Me pregunto si el primer ministro Frederiksen de Dinamarca o el presidente Fernández de Argentina están molestos y siguen esperando junto al teléfono, y si la falta de una llamada es tema de conversación y angustia nacional. Ciertamente, este no es el caso del amigo de Netanyahu y compañero en su simpatía hacia Trump, el presidente Bolsonaro de Brasil. Por qué Biden esperó tanto para llamar es una pregunta que debemos hacernos. Es casi seguro que tuvo algo que ver con el apasionado abrazo de Netanyahu a Trump, y también puede involucrar un antiguo escenario de deudas de la administración Obama.

Pero ¿por qué estábamos tan preocupados? ¿Es nuestra necesidad de ser llamados el resultado de nuestra dependencia de Estados Unidos? ¿Nuestra sensación de estar aislados en el mundo? Durante años, Israel ha presentado una narrativa de su nuevo poder e importancia, nuestras sólidas relaciones bilaterales con Rusia, China e India. Netanyahu ha ridiculizado los llamamientos para boicotear a Israel. “No nos preocupamos por ser boicoteados”, declaró. “Otros deben preocuparse por si nosotros los boicotearemos”. ¿Por qué, entonces, la nación startup estaba obsesionada con una llamada retrasada de Biden, una llamada que sabíamos que finalmente llegaría?

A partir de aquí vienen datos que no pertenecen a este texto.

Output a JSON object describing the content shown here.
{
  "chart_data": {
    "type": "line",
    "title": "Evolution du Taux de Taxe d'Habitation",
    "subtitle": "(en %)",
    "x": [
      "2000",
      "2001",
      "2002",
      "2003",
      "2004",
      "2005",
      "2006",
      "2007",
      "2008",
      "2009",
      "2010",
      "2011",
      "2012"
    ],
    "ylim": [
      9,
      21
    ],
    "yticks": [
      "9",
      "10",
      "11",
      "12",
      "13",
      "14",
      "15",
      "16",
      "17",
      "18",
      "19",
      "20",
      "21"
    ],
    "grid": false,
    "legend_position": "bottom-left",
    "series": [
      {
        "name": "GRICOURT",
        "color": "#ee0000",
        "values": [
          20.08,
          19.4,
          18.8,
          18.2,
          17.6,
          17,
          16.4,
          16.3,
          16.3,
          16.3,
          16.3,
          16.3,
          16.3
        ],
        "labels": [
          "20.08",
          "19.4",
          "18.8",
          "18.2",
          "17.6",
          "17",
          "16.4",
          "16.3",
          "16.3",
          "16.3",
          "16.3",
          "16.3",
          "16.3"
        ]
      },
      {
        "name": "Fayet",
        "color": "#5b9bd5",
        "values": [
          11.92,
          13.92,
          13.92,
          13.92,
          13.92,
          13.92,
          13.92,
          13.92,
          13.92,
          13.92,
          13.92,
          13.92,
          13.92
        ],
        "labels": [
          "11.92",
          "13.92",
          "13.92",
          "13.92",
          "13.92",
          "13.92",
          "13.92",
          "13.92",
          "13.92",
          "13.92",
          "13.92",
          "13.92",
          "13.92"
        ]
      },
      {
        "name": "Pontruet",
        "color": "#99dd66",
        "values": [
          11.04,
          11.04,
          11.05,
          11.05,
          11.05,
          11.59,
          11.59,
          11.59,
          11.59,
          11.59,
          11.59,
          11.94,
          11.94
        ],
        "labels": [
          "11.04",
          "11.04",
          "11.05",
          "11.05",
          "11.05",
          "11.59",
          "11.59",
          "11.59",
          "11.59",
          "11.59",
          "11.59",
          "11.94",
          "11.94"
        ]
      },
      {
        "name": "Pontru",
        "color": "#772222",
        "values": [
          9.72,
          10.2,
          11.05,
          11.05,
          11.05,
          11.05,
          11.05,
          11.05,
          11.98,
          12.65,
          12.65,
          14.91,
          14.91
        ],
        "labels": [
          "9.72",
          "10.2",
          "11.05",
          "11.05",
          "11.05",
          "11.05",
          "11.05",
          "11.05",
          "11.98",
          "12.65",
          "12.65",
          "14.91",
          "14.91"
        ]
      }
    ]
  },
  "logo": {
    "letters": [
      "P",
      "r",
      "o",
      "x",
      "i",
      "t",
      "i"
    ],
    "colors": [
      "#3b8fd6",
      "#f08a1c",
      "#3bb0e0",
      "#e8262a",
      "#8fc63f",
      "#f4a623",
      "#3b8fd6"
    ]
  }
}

Parte de la razón es, sin duda alguna, el síndrome de abstinencia de la pródiga atención que nos acostumbramos a recibir por parte de la administración Trump, para quien nuestros intereses se percibían casi automáticamente como alineados con los de Estados Unidos. Estados Unidos incluso estuvo dispuesto a pagar a países para que firmaran tratados de paz con nosotros. Hablamos de la nueva era de “paz por paz”, en contraposición a la antigua era de “tierra por paz”; pero también fue paz por 50 F-35 para los Emiratos Árabes Unidos, paz por reconocer el reclamo de Marruecos sobre el Sahara Occidental y paz por eliminar a Sudán de la lista negra de patrocinadores estatales del terrorismo.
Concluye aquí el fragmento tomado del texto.